After missing its own top-line estimates in the first quarter of the fiscal year, office furnishings designer and manufacturer Steelcase (NYSE:SCS) turned in an improved performance in Q2, and in the third quarter, it surprised shareholders by handily exceeding management's previous guidance. Steelcase released fiscal third-quarter 2020 results on Tuesday after the markets closed, and on Wednesday, the company suddenly seems less of a value play, as investors have bid up shares by 18% at midday. As we review Steelcase's impressive results below, note that all comparative numbers are presented against the prior-year quarter.
Steelcase results: The headline numbers
|Metric||Q3 2020||Q3 2019||Change|
|Revenue||$955.2 million||$901.0 million||6%|
|Net income||$54.9 million||$37.3 million||47.2%|
|Diluted earnings per share||$0.46||$0.31||48.4%|
What happened at Steelcase this quarter?
- Revenue of $955 million sailed past the top of management's guidance range of $920 million-$945 million.
- The Americas segment increased revenue by 8.2% to $690.9 million, while the Europe, Middle East, and Africa (EMEA) segment's top line fell 1.5% to $168.4 million.
- Steelcase's "Other" category, which includes Asia-Pacific sales and specialty materials sales, improved revenue by 4.8% to $95.9 million.

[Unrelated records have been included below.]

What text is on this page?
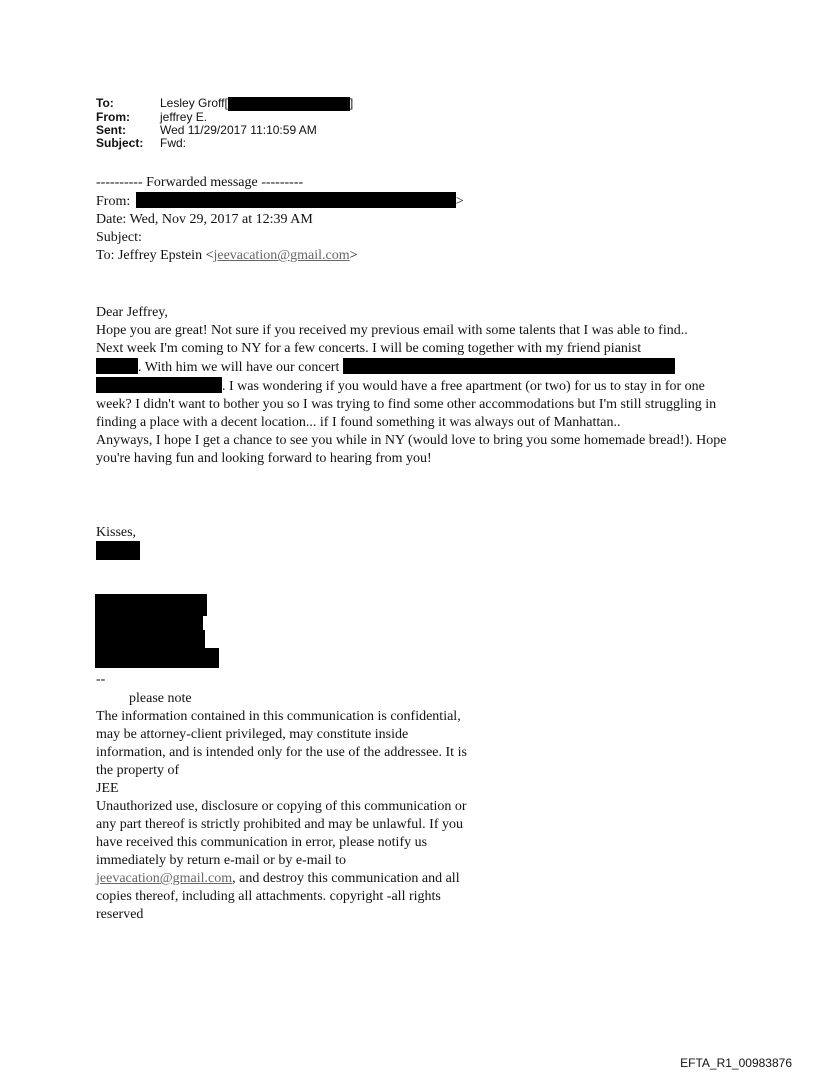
To:	Lesley Groff[	]
From:	jeffrey E.
Sent:	Wed 11/29/2017 11:10:59 AM
Subject:	Fwd:
---------- Forwarded message ---------
From:	>
Date: Wed, Nov 29, 2017 at 12:39 AM
Subject:
To: Jeffrey Epstein <jeevacation@gmail.com>
Dear Jeffrey,
Hope you are great! Not sure if you received my previous email with some talents that I was able to find..
Next week I'm coming to NY for a few concerts. I will be coming together with my friend pianist
. With him we will have our concert
. I was wondering if you would have a free apartment (or two) for us to stay in for one week? I didn't want to bother you so I was trying to find some other accommodations but I'm still struggling in finding a place with a decent location... if I found something it was always out of Manhattan..
Anyways, I hope I get a chance to see you while in NY (would love to bring you some homemade bread!). Hope you're having fun and looking forward to hearing from you!
Kisses,
--
please note
The information contained in this communication is confidential, may be attorney-client privileged, may constitute inside information, and is intended only for the use of the addressee. It is the property of
JEE
Unauthorized use, disclosure or copying of this communication or any part thereof is strictly prohibited and may be unlawful. If you have received this communication in error, please notify us immediately by return e-mail or by e-mail to jeevacation@gmail.com, and destroy this communication and all copies thereof, including all attachments. copyright -all rights reserved
EFTA_R1_00983876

- Orders increased by 4% against a tough prior-year comparison (they rose 10% in fiscal Q3 2019).
- Gross margin advanced by a healthy 220 basis points to 33.1%. Factors behind the higher profitability included favorable pricing, lower manufacturing input costs, and better absorption of fixed costs due to the increased sales level.
- Operating margin rose nearly 300 basis points to 7.9%. The gain can be traced to higher operating income in the Americas segment, due partially to increases in list prices taking effect. In addition, the EMEA segment, despite its slight dip in revenue, achieved operating income of $6.3 million against a loss of $0.7 million in the prior-year quarter, which management attributed to cost-cutting and specific initiatives to boost gross margin.
- Steelcase's diluted earnings per share (EPS) of $0.46 landed well ahead of its forecast of $0.33-$0.37.
What management had to say
In Steelcase's earnings release, CEO Jim Keane observed that even after making some adjustments for comparability between the current and prior-year quarters, the company still generated excellent results:
We're proud to deliver another quarter of outstanding results, including a 28% improvement in adjusted earnings and terrific year-over-year increases in operating margins in the Americas and EMEA. Our teams continue to execute against our strategies for growth and profit improvement. We continue to capitalize on the investments we've made in new product development and drive initiatives for improving our cost structure.
Also in the release, CFO Dave Sylvester discussed the progress in the EMEA segment, which is a critical component of Steelcase's business, as it represents a potential growth area and currently accounts for one-fifth of total company revenue:
Our $7 million year-over-year profit improvement in EMEA this quarter is reflective of our teams executing against our strategies as we sustained a high level of revenue while driving improvements in gross margin and operating expenses. Our year-to-date profitability demonstrates our ability to drive continued improvement in our business, despite an overall economic environment that continues to be challenging, and puts us in a great position to achieve our near-term target of being profitable in EMEA for fiscal 2020.
Boosting the full-year outlook
For the final quarter of the year, management advised investors to expect revenue of $905 million-$930 million and diluted EPS of $0.30-$0.34, both of which reflect an additional week in fiscal 2020, unfavorable foreign currency translation impacts, and a difficult comparison against Q4 2019, in which revenue jumped 18%.
For the full year, Steelcase expects revenue of approximately $3.7 billion, representing a 7.5% increase over the $3.44 billion booked in fiscal 2019. The company also revised its full-year diluted EPS range to $1.41-$1.45, up from the target set at the beginning of the year of $1.20-$1.35. Investors endorsed this revision on Wednesday, but they've also recognized all year long that a moderately growing economy is beneficial to this professional environments outfitter: As of this writing, shares have appreciated a cool 50% year to date.